Due senegalesi hanno perso la vita, due brave persone vittime di un'ideologia fomentata da pessimi politici, hanno pagato un prezzo elevato, come accaduto ai loro avi africani: schiavi, odiati, torturati e uccisi in America.

Due corpi saranno seppelliti in Senegal, nel paese che nella civiltà antica fu da sempre considerato terra della Teranga ovvero, dell'accoglienza e dell'ospitalità.

Dormiranno per sempre nell'onore e nella dignità. Erano umili, persone per bene che non spacciavano, non rubavano, in Italia alla ricerca della sopravvivenza.

Torneranno fieri nella terra che li ha partoriti, nell'umiltà e nella dignità. Torneranno con il volto coperto d'amore e di fedeltà: la loro missione era sfamare bocche oneste.

Torneranno nel ricco paese, nella terra che si alza al canto del gallo la mattina per andare a lavorare.

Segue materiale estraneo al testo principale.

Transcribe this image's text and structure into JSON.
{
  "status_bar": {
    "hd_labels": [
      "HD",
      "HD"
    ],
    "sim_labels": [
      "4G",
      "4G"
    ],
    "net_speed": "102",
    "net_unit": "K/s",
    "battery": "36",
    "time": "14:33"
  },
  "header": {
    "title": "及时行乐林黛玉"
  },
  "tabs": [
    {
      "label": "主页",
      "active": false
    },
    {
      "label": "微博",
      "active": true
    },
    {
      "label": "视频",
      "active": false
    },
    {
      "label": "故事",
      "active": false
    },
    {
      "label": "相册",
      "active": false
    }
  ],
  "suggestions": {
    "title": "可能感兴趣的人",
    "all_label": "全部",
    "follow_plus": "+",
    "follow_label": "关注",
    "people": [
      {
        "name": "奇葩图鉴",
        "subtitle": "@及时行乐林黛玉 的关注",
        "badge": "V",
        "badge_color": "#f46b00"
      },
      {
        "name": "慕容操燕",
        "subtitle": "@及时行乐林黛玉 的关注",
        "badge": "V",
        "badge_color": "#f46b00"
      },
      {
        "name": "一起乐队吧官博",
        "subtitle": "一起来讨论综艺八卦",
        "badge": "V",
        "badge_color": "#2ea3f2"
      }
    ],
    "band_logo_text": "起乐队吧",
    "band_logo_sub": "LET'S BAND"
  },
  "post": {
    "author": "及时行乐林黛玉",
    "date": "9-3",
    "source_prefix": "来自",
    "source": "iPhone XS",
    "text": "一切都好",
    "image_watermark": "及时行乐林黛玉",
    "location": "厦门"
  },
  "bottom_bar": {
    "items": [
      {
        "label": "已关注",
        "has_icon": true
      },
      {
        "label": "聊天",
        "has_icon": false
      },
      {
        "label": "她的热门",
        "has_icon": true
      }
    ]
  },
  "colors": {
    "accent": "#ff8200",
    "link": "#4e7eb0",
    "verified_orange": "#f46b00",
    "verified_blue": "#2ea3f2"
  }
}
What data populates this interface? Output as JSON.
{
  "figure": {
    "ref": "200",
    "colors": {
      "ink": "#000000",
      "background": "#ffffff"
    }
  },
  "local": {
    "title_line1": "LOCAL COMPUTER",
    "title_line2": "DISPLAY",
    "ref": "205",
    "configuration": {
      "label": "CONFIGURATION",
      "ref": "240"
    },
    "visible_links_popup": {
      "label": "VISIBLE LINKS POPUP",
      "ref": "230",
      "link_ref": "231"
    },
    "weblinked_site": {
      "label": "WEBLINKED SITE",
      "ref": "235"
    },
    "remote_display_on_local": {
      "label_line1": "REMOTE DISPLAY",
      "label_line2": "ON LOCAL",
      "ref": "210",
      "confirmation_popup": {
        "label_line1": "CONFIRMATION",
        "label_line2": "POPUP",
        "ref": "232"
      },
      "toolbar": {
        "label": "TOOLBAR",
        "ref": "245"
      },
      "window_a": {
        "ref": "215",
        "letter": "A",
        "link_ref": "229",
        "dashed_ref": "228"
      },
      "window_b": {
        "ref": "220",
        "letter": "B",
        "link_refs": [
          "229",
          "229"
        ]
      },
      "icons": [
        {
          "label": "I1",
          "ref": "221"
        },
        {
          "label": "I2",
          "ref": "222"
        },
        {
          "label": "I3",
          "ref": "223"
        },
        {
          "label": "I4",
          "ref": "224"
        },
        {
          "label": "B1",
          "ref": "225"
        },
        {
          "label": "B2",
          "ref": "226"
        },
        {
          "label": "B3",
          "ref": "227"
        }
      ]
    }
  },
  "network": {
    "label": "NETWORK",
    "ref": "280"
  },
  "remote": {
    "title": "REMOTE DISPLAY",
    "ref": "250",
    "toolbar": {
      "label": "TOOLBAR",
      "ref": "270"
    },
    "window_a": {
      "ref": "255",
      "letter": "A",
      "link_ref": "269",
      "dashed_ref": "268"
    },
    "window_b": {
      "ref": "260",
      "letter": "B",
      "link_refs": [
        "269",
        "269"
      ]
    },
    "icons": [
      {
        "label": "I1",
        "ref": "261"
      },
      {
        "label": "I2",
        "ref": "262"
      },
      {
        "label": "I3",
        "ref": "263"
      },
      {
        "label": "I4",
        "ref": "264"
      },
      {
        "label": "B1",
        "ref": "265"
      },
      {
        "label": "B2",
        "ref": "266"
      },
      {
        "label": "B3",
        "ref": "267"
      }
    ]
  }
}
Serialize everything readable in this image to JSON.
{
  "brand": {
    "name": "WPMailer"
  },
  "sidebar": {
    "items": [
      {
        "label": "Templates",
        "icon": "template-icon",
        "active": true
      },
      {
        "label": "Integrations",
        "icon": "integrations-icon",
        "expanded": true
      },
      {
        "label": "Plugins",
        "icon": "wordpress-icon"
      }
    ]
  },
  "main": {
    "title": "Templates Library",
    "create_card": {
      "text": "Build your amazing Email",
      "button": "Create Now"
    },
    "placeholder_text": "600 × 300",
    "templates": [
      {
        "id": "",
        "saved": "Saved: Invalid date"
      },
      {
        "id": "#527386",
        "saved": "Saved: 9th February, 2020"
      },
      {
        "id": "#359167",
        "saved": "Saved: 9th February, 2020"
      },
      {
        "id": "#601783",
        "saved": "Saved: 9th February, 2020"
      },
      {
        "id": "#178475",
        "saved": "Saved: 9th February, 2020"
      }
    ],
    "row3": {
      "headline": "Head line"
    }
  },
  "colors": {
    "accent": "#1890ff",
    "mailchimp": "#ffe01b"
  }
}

Torneranno degni: il colore della loro pelle ferita e insanguinata è di nuovo rispettato. Quella pelle, una volta calpestata, rinasce.

Sono morti nell'onore e nella dignità. Dalla loro morte nasca la Libertà! Due vittime che amavano l'Italia.

Occorre fermare la deriva populista e iniziare immediatamente a lavorare per la società dei diritti e dei doveri e non della paura. Che la politica si appropri di una nuova semiologia dell'immigrazione, si attrezzi di un nuovo sistema, che non escluda nessuno e inizi, da subito, a insegnare nelle scuole la storia della schiavitù e del colonialismo, i cui eventi hanno fatto nascere la discriminazione, il razzismo e l'intolleranza.

Ribadisco: le vittime amavano l'Italia.

Lottiamo per fermare il razzismo.

Lottiamo perché tutto ciò non avvenga mai più.

Lottiamo perché fiorisca l'amore tra i popoli. Il migliore è chi sa abbracciare il prossimo.

Che rinasca l'Italia dell'Amore!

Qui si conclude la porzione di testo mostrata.